頑固一徹な性格から子どもたちと距離を置き、ひとりで暮らしていたはずの祖父に隠し子があったことが死後になって発覚します。まだ6才の女の子なのですが、実母は育児を一切拒否してしまい拠り所を失ってしまうのでした。外孫で独身男のダイキチが見るに見兼ねて彼女を引き取ることになります。


血族ではありながら微妙な立ち位置にいる“りん”という娘は、僕たちの文化に根を張った平坦で軋轢のない家族像に投じられた一石です。波紋は円弧を為して広がり、周辺の人々を確かに揺らしていくのでした。男は慣れない子育てに取り組むうちに、これまで意識に及ぶことがなかった事柄に真向かうことになっていく。もともとしっかりした性格でしたが、より深慮のある男に育っていく。そんなお話です。


家庭の基盤を家族ひとりひとりの幸福にまず求め、全体よりも個人の自立や満足に主軸を置いて脱皮を繰り返すようにして世界をリライトしてみせる逞しい欧米文化と比べてしまえば、まだまだ湿度が高く飛躍に乏しい日本的な展開です。けれど、これまで茶の間を覆ってきた単層な世界観と比べるとかなりの成熟を感じるところです。

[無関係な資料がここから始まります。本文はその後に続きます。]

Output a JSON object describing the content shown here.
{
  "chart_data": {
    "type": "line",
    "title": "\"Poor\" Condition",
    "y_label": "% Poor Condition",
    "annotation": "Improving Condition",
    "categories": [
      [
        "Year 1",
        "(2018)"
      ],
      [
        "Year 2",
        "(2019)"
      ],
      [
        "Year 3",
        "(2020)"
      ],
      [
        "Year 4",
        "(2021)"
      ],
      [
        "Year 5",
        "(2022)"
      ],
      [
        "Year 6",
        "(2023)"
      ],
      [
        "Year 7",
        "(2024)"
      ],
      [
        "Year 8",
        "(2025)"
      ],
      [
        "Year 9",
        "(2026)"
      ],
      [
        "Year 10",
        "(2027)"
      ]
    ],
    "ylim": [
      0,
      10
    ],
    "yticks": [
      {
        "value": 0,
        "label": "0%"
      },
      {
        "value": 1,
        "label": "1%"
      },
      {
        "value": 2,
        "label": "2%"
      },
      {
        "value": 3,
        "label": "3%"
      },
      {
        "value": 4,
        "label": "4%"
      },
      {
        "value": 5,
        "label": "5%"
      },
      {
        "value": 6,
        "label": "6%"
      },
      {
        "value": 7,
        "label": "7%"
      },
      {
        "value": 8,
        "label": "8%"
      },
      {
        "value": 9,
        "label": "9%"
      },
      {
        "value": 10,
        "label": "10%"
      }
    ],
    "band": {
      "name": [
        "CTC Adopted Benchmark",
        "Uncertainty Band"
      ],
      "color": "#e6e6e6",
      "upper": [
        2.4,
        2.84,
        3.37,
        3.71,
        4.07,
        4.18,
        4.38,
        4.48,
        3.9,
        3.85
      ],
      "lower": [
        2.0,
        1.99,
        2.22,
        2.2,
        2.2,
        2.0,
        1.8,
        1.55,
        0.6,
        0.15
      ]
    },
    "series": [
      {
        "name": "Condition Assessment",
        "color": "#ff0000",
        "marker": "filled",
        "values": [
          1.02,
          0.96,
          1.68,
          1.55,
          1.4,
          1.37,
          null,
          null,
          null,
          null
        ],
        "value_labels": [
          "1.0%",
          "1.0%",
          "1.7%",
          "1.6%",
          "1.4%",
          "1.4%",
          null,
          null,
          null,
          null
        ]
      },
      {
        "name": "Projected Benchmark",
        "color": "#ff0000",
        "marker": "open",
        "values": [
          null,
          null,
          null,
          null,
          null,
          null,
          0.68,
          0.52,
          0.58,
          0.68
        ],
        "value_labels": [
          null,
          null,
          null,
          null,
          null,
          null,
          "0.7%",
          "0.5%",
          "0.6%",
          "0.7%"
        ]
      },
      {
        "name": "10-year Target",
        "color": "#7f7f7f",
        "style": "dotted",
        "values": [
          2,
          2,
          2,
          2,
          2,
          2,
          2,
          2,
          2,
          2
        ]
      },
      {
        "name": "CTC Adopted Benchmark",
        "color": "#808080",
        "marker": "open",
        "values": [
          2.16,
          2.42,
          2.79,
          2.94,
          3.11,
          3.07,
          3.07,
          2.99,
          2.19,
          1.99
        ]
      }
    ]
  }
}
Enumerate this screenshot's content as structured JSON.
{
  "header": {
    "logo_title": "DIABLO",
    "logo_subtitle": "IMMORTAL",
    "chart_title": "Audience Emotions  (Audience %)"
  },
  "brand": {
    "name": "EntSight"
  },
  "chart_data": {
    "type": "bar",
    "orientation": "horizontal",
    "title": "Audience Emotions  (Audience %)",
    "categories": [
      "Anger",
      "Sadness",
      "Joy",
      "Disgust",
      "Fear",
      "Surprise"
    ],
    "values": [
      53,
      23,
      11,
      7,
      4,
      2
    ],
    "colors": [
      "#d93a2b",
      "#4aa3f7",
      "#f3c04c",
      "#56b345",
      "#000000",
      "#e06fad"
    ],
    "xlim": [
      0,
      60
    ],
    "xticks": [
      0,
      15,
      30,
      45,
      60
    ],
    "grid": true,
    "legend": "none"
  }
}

おにぎり、カレーライス、コロッケ、焼きそば、と、劇中に食べものがめまぐるしく登用されていますが、味噌汁はこれらと一線を画してコントラストのある意味付けが加えられていました。ややステレオタイプの使われ方(母の味)がされていますが、家族とは何か、暮らしとは何か、血族とは何かを問い詰めていく過程において、作者の宇仁田さんはあえて意識的にこれを描き込んでいる。


十年という歳月を一気に跳躍させて、六歳の幼女はすっかり大人びた身体つきに育っています。第二部の開幕なのでした。おばあちゃんみたいにシャンとして、母親の味付けを踏襲して見せた“りん”という娘は、傍目にはすっかり家族に融け込んで見える。


そう見えるけれど、そう単純ではないんだと宇仁田さんは言いたいのでしょう。


物語とは僕たちに代わって僕たちの内部に巣食っている対立したり矛盾する価値観を引き出し、ぶつけ合い、考えさせる実験装置です。宇仁田さんは味噌汁でもって寄せる波を送り、その後では世界が氷結するような引き潮の場面を挿入してみせます。ふたつの抗う波の狭間に立つ登場人物の行き着く先が、はたしてどのような場処であるのか僕には想像出来ませんしハラハラしながら見守るしかありません。ダイキチと“りん”の間に置かれた味噌汁は波間に置かれた浮き標となって、境界はここだよ、君はあちら側、それともこちら側、どっちに来るつもりなのと尋ね続けているように見えて、確かに“びみょう”な顔付きなのです。


(*1):「うさぎドロップ」 宇仁田ゆみ 2005年より『FEEL YOUNG』(祥伝社)に連載。
上に引いたのは25話の冒頭部分で単行本第5巻に所載。奥付によれば2008年6月号に掲載されたものらしいが、ここでは連載開始時の2005年にて紹介しています。